Following a family tradition that he worked to perfect, Carl Becker became one of the most acclaimed violin makers of his time.
Symphony orchestras around the world feature players who depend on Mr. Becker’s instruments, known for their bright, loud sound. Others are collected by wealthy amateurs.
Carl Becker BECKER FAMILY
“He was, in my opinion, the Twentieth Century’s outstanding maker of new violins, violas and cellos, as well as a meticulous restorer,” said Charles Beare, a London-based violin dealer. Mr. Becker died Jan. 30 at age 93.
Mr. Becker worked on some of the most famous Stradivari and Guarneri violins at his Chicago store, Carl Becker and Son. Mr. Becker was the son, having learned the craft from his father, a mostly self-taught craftsman who made his first violin in 1901. The family had already been in the violin business for two generations, but it was Carl Becker Sr. whose reputation spread as a master luthier.
Carl Becker Jr. learned the craft in his teens at his father’s workbench, making cello ribs and moving on to crafting whole instruments. After serving as a flight instructor during World War II, he turned down an airline pilot’s career and returned to the workshop. With his father, he produced about 500 instruments.
The elder Mr. Becker hated paperwork and for decades the father and son worked for another Chicago dealer. But in 1968 they opened their own shop, one of the few offering new instruments, valuable old Italian instruments as well as repair and restoration services.
By then, son had long surpassed father as the more acclaimed luthier. “Compared to this boy, I’m a shoemaker,” the elder Mr. Becker once exclaimed. Yet most of the Becker instruments were joint productions. Carl Becker Jr. on his own produced just 13 instruments, at an increasingly leisurely pace in recent years. But they were his best, his son Paul Becker, also a violin maker, says.
The family tradition continues with Mr.

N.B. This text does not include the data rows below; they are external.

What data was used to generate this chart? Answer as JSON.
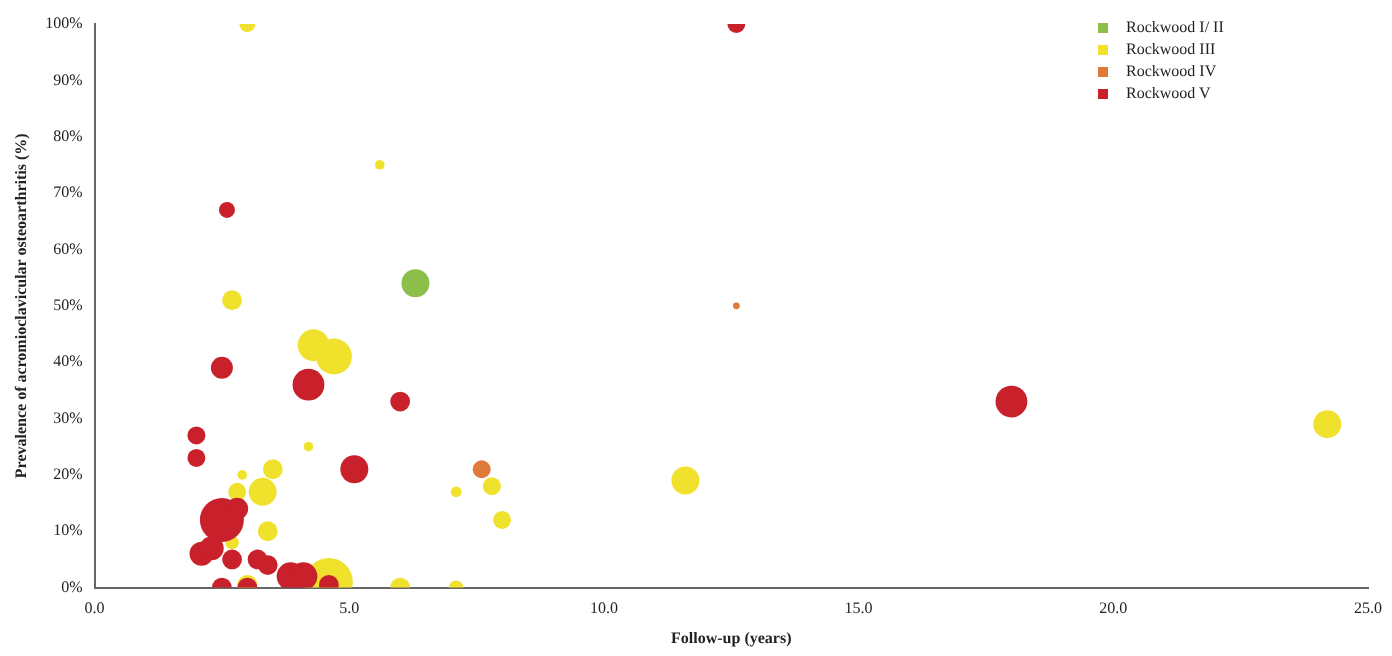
{
  "chart_data": {
    "type": "bubble",
    "xlabel": "Follow-up (years)",
    "ylabel": "Prevalence of acromioclavicular osteoarthritis (%)",
    "xlim": [
      0,
      25
    ],
    "xticks": [
      {
        "value": 0,
        "label": "0.0"
      },
      {
        "value": 5,
        "label": "5.0"
      },
      {
        "value": 10,
        "label": "10.0"
      },
      {
        "value": 15,
        "label": "15.0"
      },
      {
        "value": 20,
        "label": "20.0"
      },
      {
        "value": 25,
        "label": "25.0"
      }
    ],
    "ylim": [
      0,
      100
    ],
    "yticks": [
      {
        "value": 0,
        "label": "0%"
      },
      {
        "value": 10,
        "label": "10%"
      },
      {
        "value": 20,
        "label": "20%"
      },
      {
        "value": 30,
        "label": "30%"
      },
      {
        "value": 40,
        "label": "40%"
      },
      {
        "value": 50,
        "label": "50%"
      },
      {
        "value": 60,
        "label": "60%"
      },
      {
        "value": 70,
        "label": "70%"
      },
      {
        "value": 80,
        "label": "80%"
      },
      {
        "value": 90,
        "label": "90%"
      },
      {
        "value": 100,
        "label": "100%"
      }
    ],
    "grid": false,
    "legend": "top right",
    "series": [
      {
        "name": "Rockwood I/ II",
        "color": "#8bbf4a",
        "x": [
          6.3
        ],
        "values": [
          54
        ],
        "sizes": [
          0.34
        ]
      },
      {
        "name": "Rockwood III",
        "color": "#f0e22c",
        "x": [
          3.0,
          5.6,
          2.7,
          4.3,
          4.7,
          4.2,
          2.9,
          2.8,
          3.3,
          3.5,
          3.4,
          2.7,
          3.0,
          4.6,
          6.0,
          7.1,
          7.1,
          7.8,
          8.0,
          11.6,
          24.2
        ],
        "values": [
          100,
          75,
          51,
          43,
          41,
          25,
          20,
          17,
          17,
          21,
          10,
          8,
          0.5,
          1,
          0,
          0,
          17,
          18,
          12,
          19,
          29
        ],
        "sizes": [
          0.11,
          0.04,
          0.17,
          0.44,
          0.56,
          0.04,
          0.04,
          0.14,
          0.34,
          0.17,
          0.17,
          0.08,
          0.17,
          1,
          0.17,
          0.09,
          0.05,
          0.14,
          0.14,
          0.34,
          0.34
        ]
      },
      {
        "name": "Rockwood IV",
        "color": "#e07a3a",
        "x": [
          7.6,
          12.6
        ],
        "values": [
          21,
          50
        ],
        "sizes": [
          0.14,
          0.02
        ]
      },
      {
        "name": "Rockwood V",
        "color": "#c9212b",
        "x": [
          18.0,
          12.6,
          2.6,
          2.5,
          4.2,
          6.0,
          2.0,
          2.0,
          5.1,
          2.5,
          2.8,
          2.1,
          2.3,
          2.7,
          3.2,
          3.4,
          3.85,
          4.1,
          2.5,
          3.0,
          4.6
        ],
        "values": [
          33,
          100,
          67,
          39,
          36,
          33,
          27,
          23,
          21,
          12,
          14,
          6,
          7,
          5,
          5,
          4,
          2,
          2,
          0,
          0,
          0.5
        ],
        "sizes": [
          0.44,
          0.14,
          0.11,
          0.21,
          0.44,
          0.17,
          0.14,
          0.14,
          0.34,
          0.84,
          0.21,
          0.25,
          0.25,
          0.17,
          0.17,
          0.17,
          0.34,
          0.34,
          0.17,
          0.17,
          0.17
        ]
      }
    ]
  }
}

Becker’s son, his daughter Jennifer and two granddaughters, all violin makers and repairers.
Unlike his father, Mr. Becker left voluminous documentation of his methods, though his heirs struggle to organize it all.
“His workmanship is so meticulous and perfect,” said Peter Seman, a Chicago violin maker and president of the American Federation of Violin and Bow Makers. “When you see them, that’s what you strive for.”
“Carl was a titan who wore his greatness lightly,” said Charles Rufino, one of many apprentices and assistants who trained with Mr. Becker over the years.
Mr. Rufino remembered visiting Mr. Becker at his summer workshop in Pickerel, Wis., where newly-varnished violins hung by their necks on the clothesline, drying in the sun and wind off Pickerel Lake.
A benefit of the summer workshop was Pickerel Lake, where Mr. Becker fished for muskie. He had recently applied to renew his pilot’s license.